- Cunyarie
- Coordinates: 32°56′41″S 136°16′23″E﻿ / ﻿32.94479718°S 136.27314756°E
- Population: 12 (SAL 2021)
- Established: 1927
- Postcode(s): 5641
- Location: 32 km (20 mi) NW of Kimba
- LGA(s): District Council of Kimba
- State electorate(s): Giles
- Federal division(s): Grey
Localities around Cunyarie:
| Bungeroo | Yeltana | Uno |
| Buckleboo | Cunyarie | Wilcherry |
| Pinkawillinie | Cortlinye | Moseley |

= Cunyarie, South Australia =

Cunyarie is a locality on northern Eyre Peninsula in South Australia. The Hundred of Cunyarie was proclaimed in 1922 and the town was surveyed in November 1927. Land was released, surveyed and apportioned on an application basis, with the latest sections being surveyed as late as the 1960s and 1970s. However, the limiting factor for early settlers was the availability of water, and allocations were generally preferentially selected around rare rocky outcrops or uplands which could afford some opportunities for increased runoff into earthen dams. Indeed, access to water was a critical factor in European settlement of Eyre Peninsula.

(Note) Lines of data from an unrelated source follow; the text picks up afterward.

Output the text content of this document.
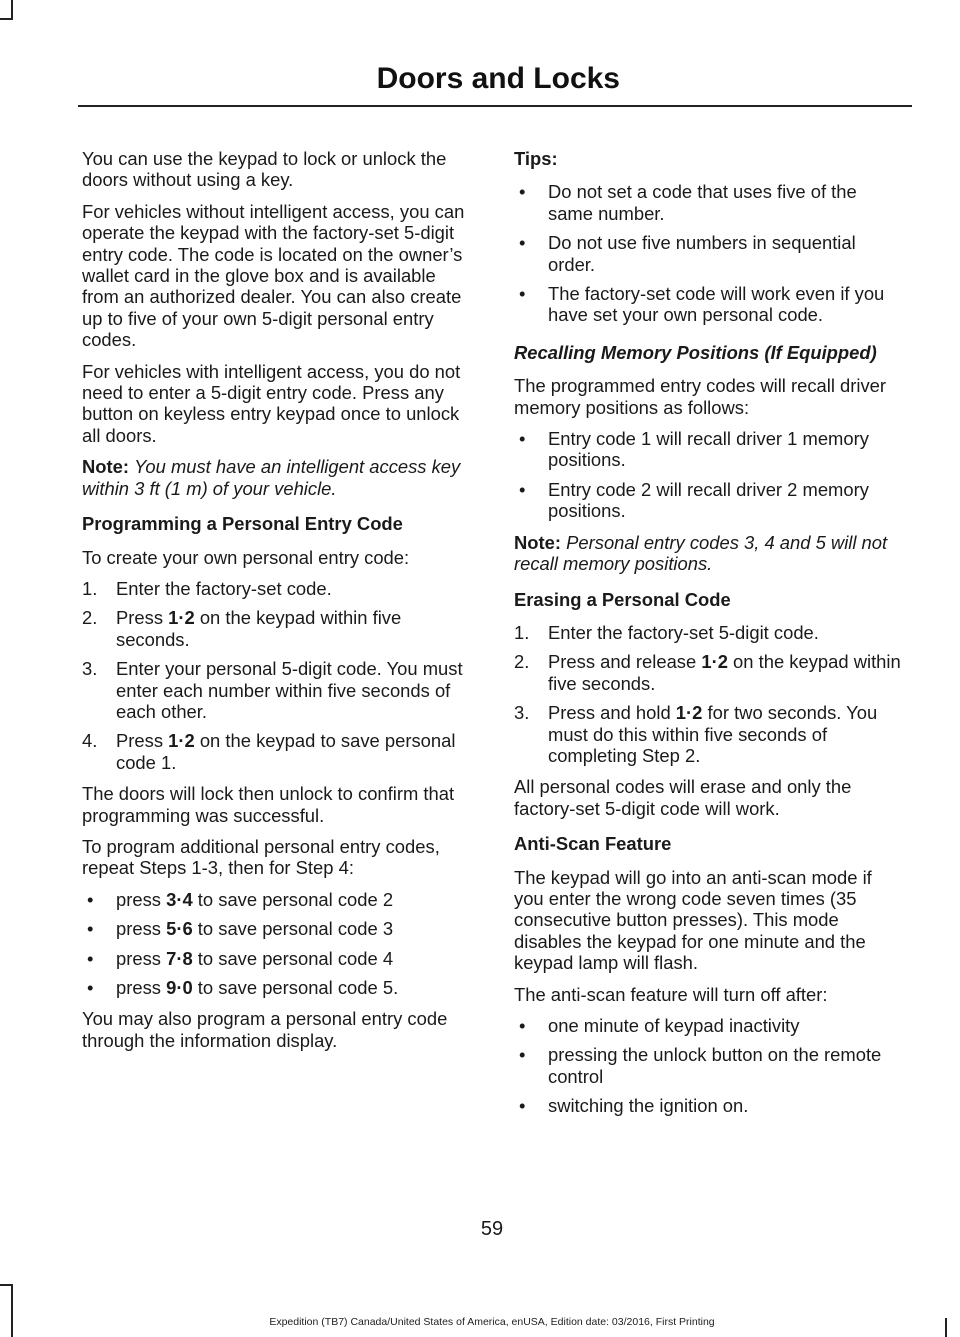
Doors and Locks

You can use the keypad to lock or unlock the doors without using a key.

For vehicles without intelligent access, you can operate the keypad with the factory-set 5-digit entry code. The code is located on the owner’s wallet card in the glove box and is available from an authorized dealer. You can also create up to five of your own 5-digit personal entry codes.

For vehicles with intelligent access, you do not need to enter a 5-digit entry code. Press any button on keyless entry keypad once to unlock all doors.

Note: You must have an intelligent access key within 3 ft (1 m) of your vehicle.

Programming a Personal Entry Code

To create your own personal entry code:

1.	Enter the factory-set code.
2.	Press 1·2 on the keypad within five seconds.
3.	Enter your personal 5-digit code. You must enter each number within five seconds of each other.
4.	Press 1·2 on the keypad to save personal code 1.

The doors will lock then unlock to confirm that programming was successful.

To program additional personal entry codes, repeat Steps 1-3, then for Step 4:

•	press 3·4 to save personal code 2
•	press 5·6 to save personal code 3
•	press 7·8 to save personal code 4
•	press 9·0 to save personal code 5.

You may also program a personal entry code through the information display.

Tips:
•	Do not set a code that uses five of the same number.
•	Do not use five numbers in sequential order.
•	The factory-set code will work even if you have set your own personal code.
Recalling Memory Positions (If Equipped)

The programmed entry codes will recall driver memory positions as follows:

•	Entry code 1 will recall driver 1 memory positions.
•	Entry code 2 will recall driver 2 memory positions.

Note: Personal entry codes 3, 4 and 5 will not recall memory positions.

Erasing a Personal Code
1.	Enter the factory-set 5-digit code.
2.	Press and release 1·2 on the keypad within five seconds.
3.	Press and hold 1·2 for two seconds. You must do this within five seconds of completing Step 2.

All personal codes will erase and only the factory-set 5-digit code will work.

Anti-Scan Feature

The keypad will go into an anti-scan mode if you enter the wrong code seven times (35 consecutive button presses). This mode disables the keypad for one minute and the keypad lamp will flash.

The anti-scan feature will turn off after:

•	one minute of keypad inactivity
•	pressing the unlock button on the remote control
•	switching the ignition on.
59
Expedition (TB7) Canada/United States of America, enUSA, Edition date: 03/2016, First Printing
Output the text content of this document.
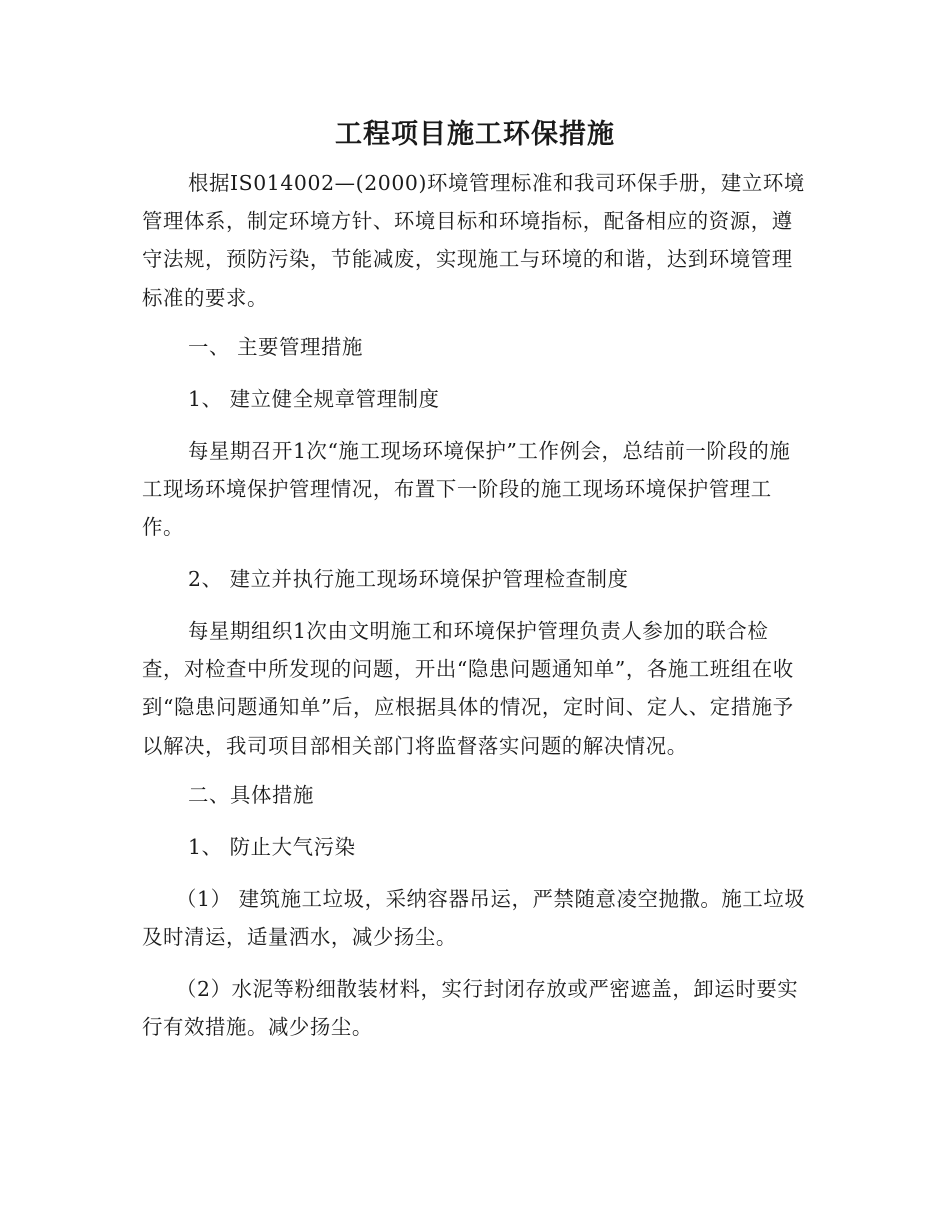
工程项目施工环保措施

根据IS014002—(2000)环境管理标准和我司环保手册，建立环境管理体系，制定环境方针、环境目标和环境指标，配备相应的资源，遵守法规，预防污染，节能减废，实现施工与环境的和谐，达到环境管理标准的要求。

一、 主要管理措施

1、 建立健全规章管理制度

每星期召开1次“施工现场环境保护”工作例会，总结前一阶段的施工现场环境保护管理情况，布置下一阶段的施工现场环境保护管理工作。

2、 建立并执行施工现场环境保护管理检查制度

每星期组织1次由文明施工和环境保护管理负责人参加的联合检查，对检查中所发现的问题，开出“隐患问题通知单”，各施工班组在收到“隐患问题通知单”后，应根据具体的情况，定时间、定人、定措施予以解决，我司项目部相关部门将监督落实问题的解决情况。

二、具体措施

1、 防止大气污染

（1） 建筑施工垃圾，采纳容器吊运，严禁随意凌空抛撒。施工垃圾及时清运，适量洒水，减少扬尘。

（2）水泥等粉细散装材料，实行封闭存放或严密遮盖，卸运时要实行有效措施。减少扬尘。
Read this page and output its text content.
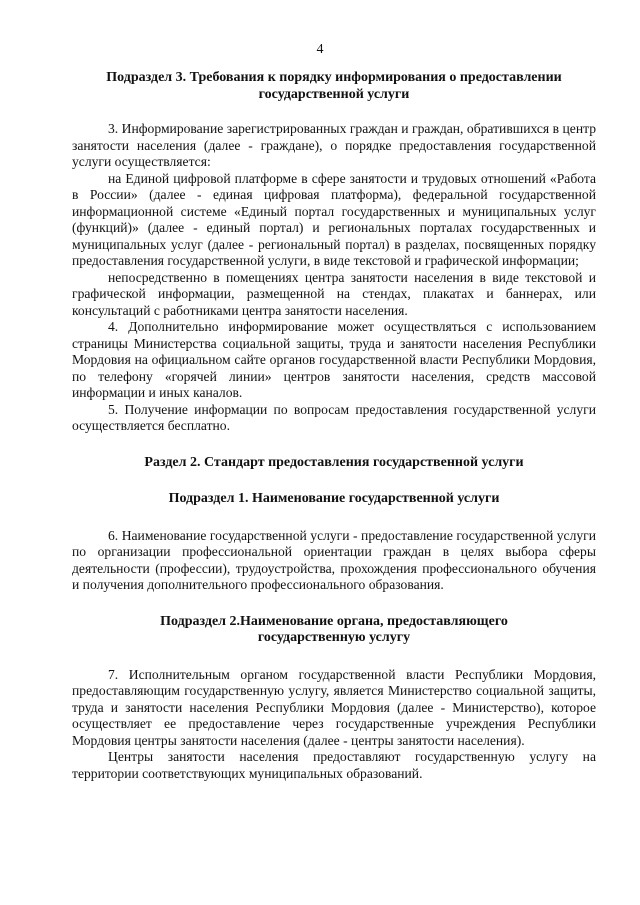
4
Подраздел 3. Требования к порядку информирования о предоставлении
государственной услуги

3. Информирование зарегистрированных граждан и граждан, обратившихся в центр занятости населения (далее - граждане), о порядке предоставления государственной услуги осуществляется:

на Единой цифровой платформе в сфере занятости и трудовых отношений «Работа в России» (далее - единая цифровая платформа), федеральной государственной информационной системе «Единый портал государственных и муниципальных услуг (функций)» (далее - единый портал) и региональных порталах государственных и муниципальных услуг (далее - региональный портал) в разделах, посвященных порядку предоставления государственной услуги, в виде текстовой и графической информации;

непосредственно в помещениях центра занятости населения в виде текстовой и графической информации, размещенной на стендах, плакатах и баннерах, или консультаций с работниками центра занятости населения.

4. Дополнительно информирование может осуществляться с использованием страницы Министерства социальной защиты, труда и занятости населения Республики Мордовия на официальном сайте органов государственной власти Республики Мордовия, по телефону «горячей линии» центров занятости населения, средств массовой информации и иных каналов.

5. Получение информации по вопросам предоставления государственной услуги осуществляется бесплатно.

Раздел 2. Стандарт предоставления государственной услуги
Подраздел 1. Наименование государственной услуги

6. Наименование государственной услуги - предоставление государственной услуги по организации профессиональной ориентации граждан в целях выбора сферы деятельности (профессии), трудоустройства, прохождения профессионального обучения и получения дополнительного профессионального образования.

Подраздел 2.Наименование органа, предоставляющего
государственную услугу

7. Исполнительным органом государственной власти Республики Мордовия, предоставляющим государственную услугу, является Министерство социальной защиты, труда и занятости населения Республики Мордовия (далее - Министерство), которое осуществляет ее предоставление через государственные учреждения Республики Мордовия центры занятости населения (далее - центры занятости населения).

Центры занятости населения предоставляют государственную услугу на территории соответствующих муниципальных образований.
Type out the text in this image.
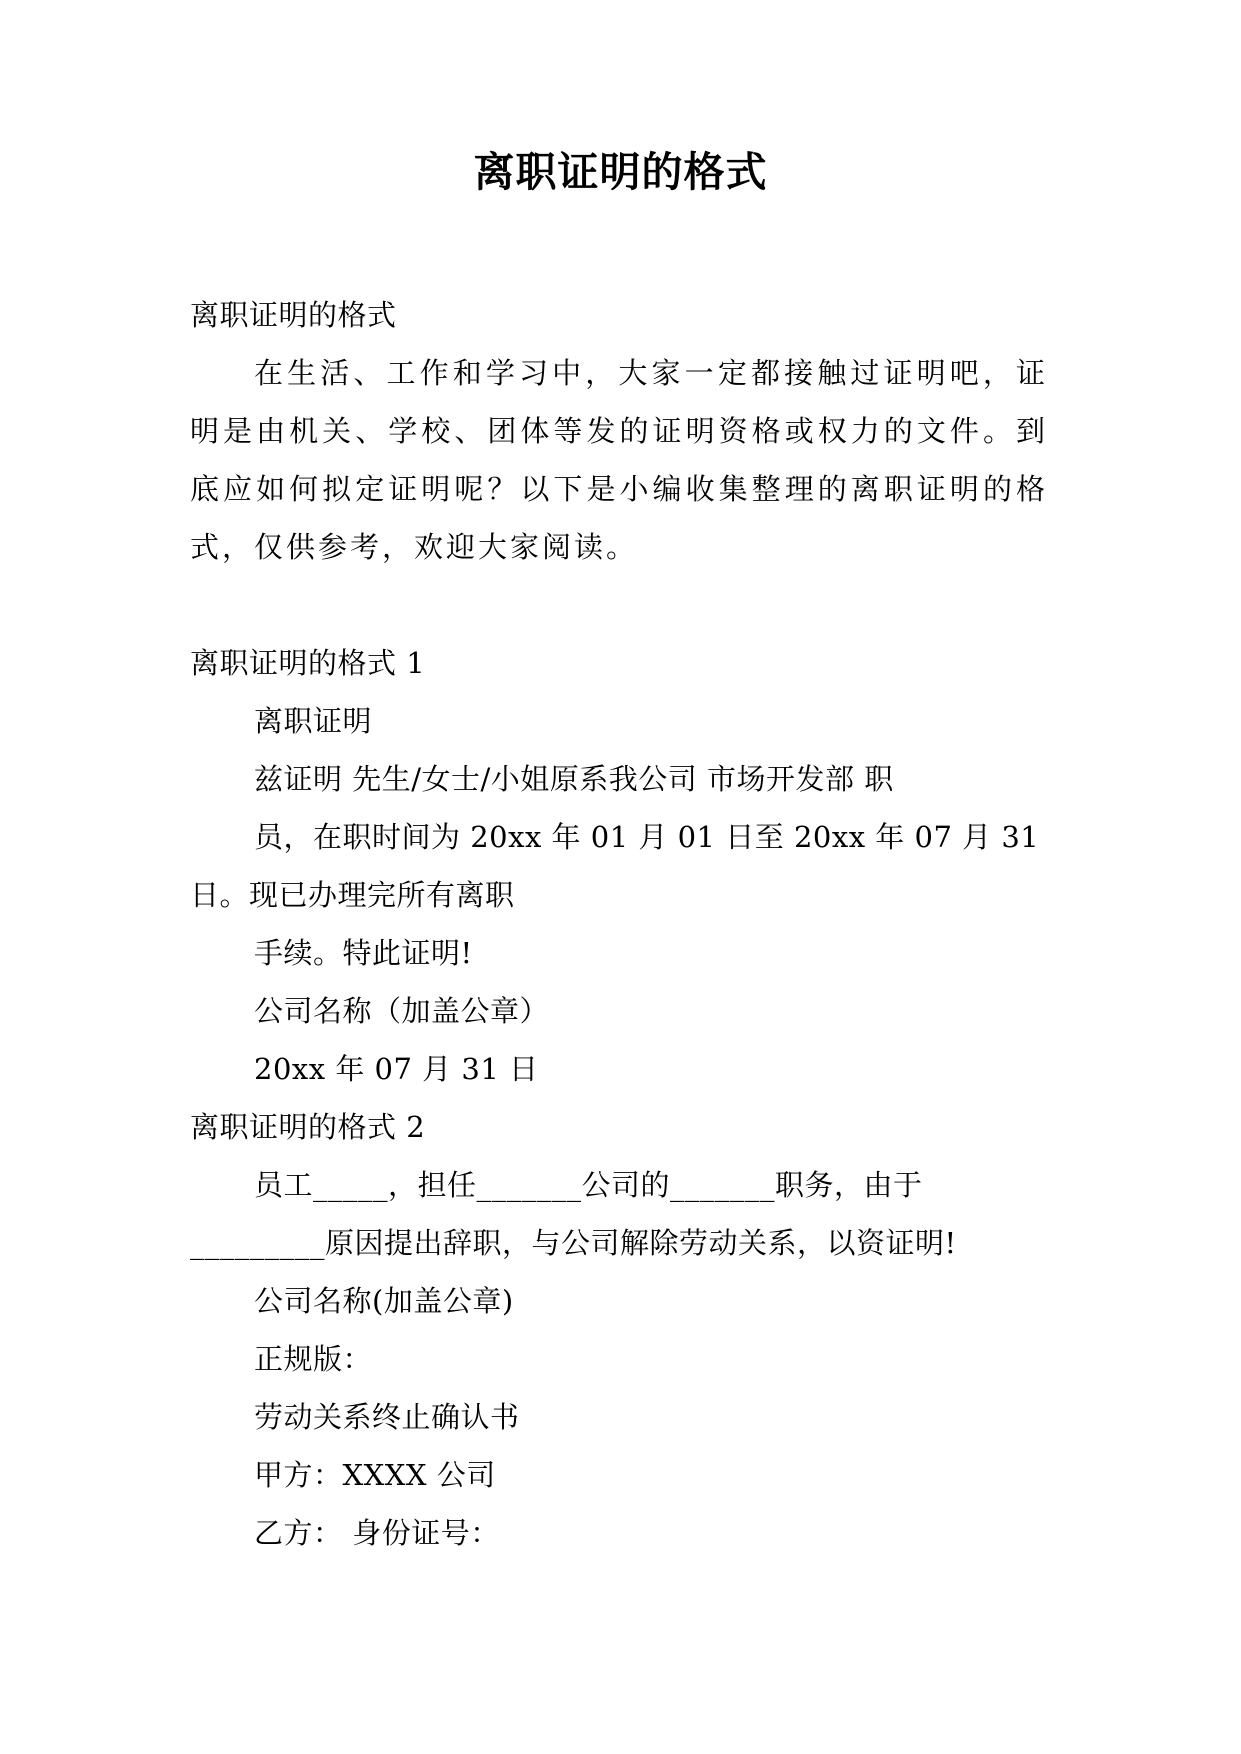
离职证明的格式
离职证明的格式
在生活、工作和学习中，大家一定都接触过证明吧，证明是由机关、学校、团体等发的证明资格或权力的文件。到底应如何拟定证明呢？以下是小编收集整理的离职证明的格式，仅供参考，欢迎大家阅读。
离职证明的格式 1
离职证明
兹证明 先生/女士/小姐原系我公司 市场开发部 职
员，在职时间为 20xx 年 01 月 01 日至 20xx 年 07 月 31
日。现已办理完所有离职
手续。特此证明!
公司名称（加盖公章）
20xx 年 07 月 31 日
离职证明的格式 2
员工_____，担任_______公司的_______职务，由于
_________原因提出辞职，与公司解除劳动关系，以资证明!
公司名称(加盖公章)
正规版：
劳动关系终止确认书
甲方：XXXX 公司
乙方： 身份证号：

Settlement in the area was spurred by the completion of the railway line to Port Lincoln, which reached Buckleboo (the next town on from Cunyarie, and end of the line) in 1926. The town of Cunyarie was surveyed and proclaimed in 1927-28, but declared as ceased to exist in 1962. The town was named for the railway siding, which was named for the cadastral hundred, which in turn was named after the Cunyarie Rockhole in the area, which provides a pool of water in a sheet of exposed granite.

The remnants of the historic Bienke Farm, located off Whyte Road on what is now part of Yeltana Station, and the Cunyarie Rocks Water Supply Structure are both listed on the South Australian Heritage Register.

The Cunyarie Conservation Reserve is adjacent to the former railway station.